|Richard Stickler, assistant secretary of labor fields questions at the Friday morning press conference.|
The conditions at the Crandall Canyon Coal Mine in Huntington Canyon have rapidly deteriorated from bad to worse. At approximately 6:30 p.m. on Aug. 16 another episode of seismic activity took place causing the right rib to explode into the main entry where rescue teams were nearing a shift change. Nine rescuers were injured three of them fatally. The injured workers were taken to the Castleview Hospital. Where one died from injuries shortly after their arrival. Life Flight took one of the miners to the Utah Valley Hospital in Provo. Three were treated and released from Castleview Hospital. The others remain hospitalized. One of the fatalities was listed as a Huntington man and one was an MSHA employee.
The mine was evacuated as soon as the injured workers were taken out of the mine. Rescue attempts have stalled at this point in time on Friday and the fate of the six miners still trapped underground is unknown.
Meetings with the newly injured miners families and the original trapped miners families have been held to keep the families up to date on the latest developments.
There has been no word on when the rescue operations will continue, although the fourth bore hole is still being drilled. Rescue workers were reported to have been given some time off while the situation as the mine is re-evaluated.

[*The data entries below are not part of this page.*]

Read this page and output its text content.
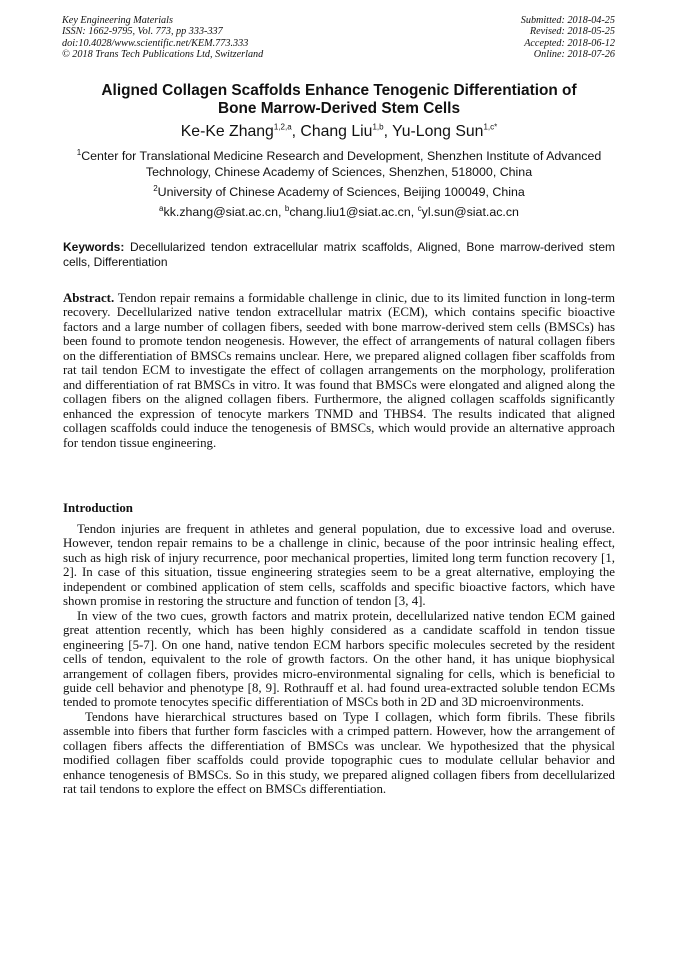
Key Engineering Materials
ISSN: 1662-9795, Vol. 773, pp 333-337
doi:10.4028/www.scientific.net/KEM.773.333
© 2018 Trans Tech Publications Ltd, Switzerland
Submitted: 2018-04-25
Revised: 2018-05-25
Accepted: 2018-06-12
Online: 2018-07-26
Aligned Collagen Scaffolds Enhance Tenogenic Differentiation of
Bone Marrow-Derived Stem Cells
Ke-Ke Zhang$^{1,2,a}$, Chang Liu$^{1,b}$, Yu-Long Sun$^{1,c*}$
$^1$Center for Translational Medicine Research and Development, Shenzhen Institute of Advanced Technology, Chinese Academy of Sciences, Shenzhen, 518000, China
$^2$University of Chinese Academy of Sciences, Beijing 100049, China
$^a$kk.zhang@siat.ac.cn, $^b$chang.liu1@siat.ac.cn, $^c$yl.sun@siat.ac.cn
Keywords: Decellularized tendon extracellular matrix scaffolds, Aligned, Bone marrow-derived stem cells, Differentiation

Abstract. Tendon repair remains a formidable challenge in clinic, due to its limited function in long-term recovery. Decellularized native tendon extracellular matrix (ECM), which contains specific bioactive factors and a large number of collagen fibers, seeded with bone marrow-derived stem cells (BMSCs) has been found to promote tendon neogenesis. However, the effect of arrangements of natural collagen fibers on the differentiation of BMSCs remains unclear. Here, we prepared aligned collagen fiber scaffolds from rat tail tendon ECM to investigate the effect of collagen arrangements on the morphology, proliferation and differentiation of rat BMSCs in vitro. It was found that BMSCs were elongated and aligned along the collagen fibers on the aligned collagen fibers. Furthermore, the aligned collagen scaffolds significantly enhanced the expression of tenocyte markers TNMD and THBS4. The results indicated that aligned collagen scaffolds could induce the tenogenesis of BMSCs, which would provide an alternative approach for tendon tissue engineering.

Introduction

Tendon injuries are frequent in athletes and general population, due to excessive load and overuse. However, tendon repair remains to be a challenge in clinic, because of the poor intrinsic healing effect, such as high risk of injury recurrence, poor mechanical properties, limited long term function recovery [1, 2]. In case of this situation, tissue engineering strategies seem to be a great alternative, employing the independent or combined application of stem cells, scaffolds and specific bioactive factors, which have shown promise in restoring the structure and function of tendon [3, 4].

In view of the two cues, growth factors and matrix protein, decellularized native tendon ECM gained great attention recently, which has been highly considered as a candidate scaffold in tendon tissue engineering [5-7]. On one hand, native tendon ECM harbors specific molecules secreted by the resident cells of tendon, equivalent to the role of growth factors. On the other hand, it has unique biophysical arrangement of collagen fibers, provides micro-environmental signaling for cells, which is beneficial to guide cell behavior and phenotype [8, 9]. Rothrauff et al. had found urea-extracted soluble tendon ECMs tended to promote tenocytes specific differentiation of MSCs both in 2D and 3D microenvironments.

Tendons have hierarchical structures based on Type I collagen, which form fibrils. These fibrils assemble into fibers that further form fascicles with a crimped pattern. However, how the arrangement of collagen fibers affects the differentiation of BMSCs was unclear. We hypothesized that the physical modified collagen fiber scaffolds could provide topographic cues to modulate cellular behavior and enhance tenogenesis of BMSCs. So in this study, we prepared aligned collagen fibers from decellularized rat tail tendons to explore the effect on BMSCs differentiation.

A press conference was held on Fri., Aug. 17 at the bottom of the mine road and Utah Governor Jon Huntsman spoke to reporters. "I wish to express, love, sympathy and condolences to the loved ones of those who lost their lives. These men died as heroes. There is no better way to express your love for a fellow human being than to give your life for them. The best way to honor their lives is to stay strong, focused and unified as we continue this rescue operation.
"In recognition of these three heroes, I am requesting the flags of this state to be lowered to half staff," said Gov. Huntsman.
The governor said everything possible will be done. The state will partner with MSHA. Everyone has questions and the answers to these questions will be found. "We will make sure their lives are not lost in vain.
"This week and a half has been filled with pain. We must become better, smarter and safer with the focus first and foremost on the workers safety; this must drive everything else. I have been inspired and humbled by the solidarity and the inspiration of all following this situation. Whatever happens, let us ensure we have no more injuries. Whatever is done above or below, safety is of paramount concern and importance.
|Utah Governor Jon Huntsman speaks at the press conference on Friday morning, the morning after the tragic accident which left three rescuers dead. Gov. Huntsman expresses the love of all Utahns and said the men died as heroes.|
"Our state has suffered," said Gov. Huntsman.
Richard Stickler, the assistant secretary of labor, MSHA, said, "At approximately 6:30 p.m. a tragic accident was the result of a mountain bump which dislodged 30 feet of the right rib wall. This blasted across the entry with a force that destroyed the ground support. Three were fatally injured and three continue to be hospitalized. MSHA had two personnel injuries; one was fatal and one serious.
"Our prayers are with the miners and their families and our deepest condolences go out to the miners families. Underground rescue efforts have been suspended indefinitely, we put in the strongest ground support recommended by ground control experts. The plan was developed and implemented to provide maximum safety, but this obviously was not adequate."
Stickler described the horizontal loads were created by vertical loads. They were under an area where the cover is at depths of 2,000 feet. The force of the outburst created the horizontal forces that when released was like an explosion which propelled the materials used to control the sides across the entry and up against the opposite rib. These materials included the water jacks, chain link fencing, wire ropes and all materials used to support the ribs. The rescue workers had just completed the ground control when the seismic activity occurred.
A group of ground control experts will be brought onsite to see if there is any possible way the rescue can safely proceed.
The fourth bore hole was down 600 feet at the time of the press conference. "We hope to find the miners alive with this fourth bore hole. With this hole we can keep them alive until we can start drilling a larger hole, large enought to put a capsule into the hole and bring the men out that way. We will continue to pump air through the holes we already have in place and will monitor the air quality. The efforts of these rescue miners has just been heroic. They worked and gave tremendous efforts to get the injured, buried miners out," said Stickler.
Rob Moore, vice president of Murray Energy said their thoughts and prayers are with the families of the miners. The focus of the company is still on the rescue of the trapped six miners. "Those injured and those who died made the ultimate sacrifice to reach the trapped miners, people who they know and love," said Moore.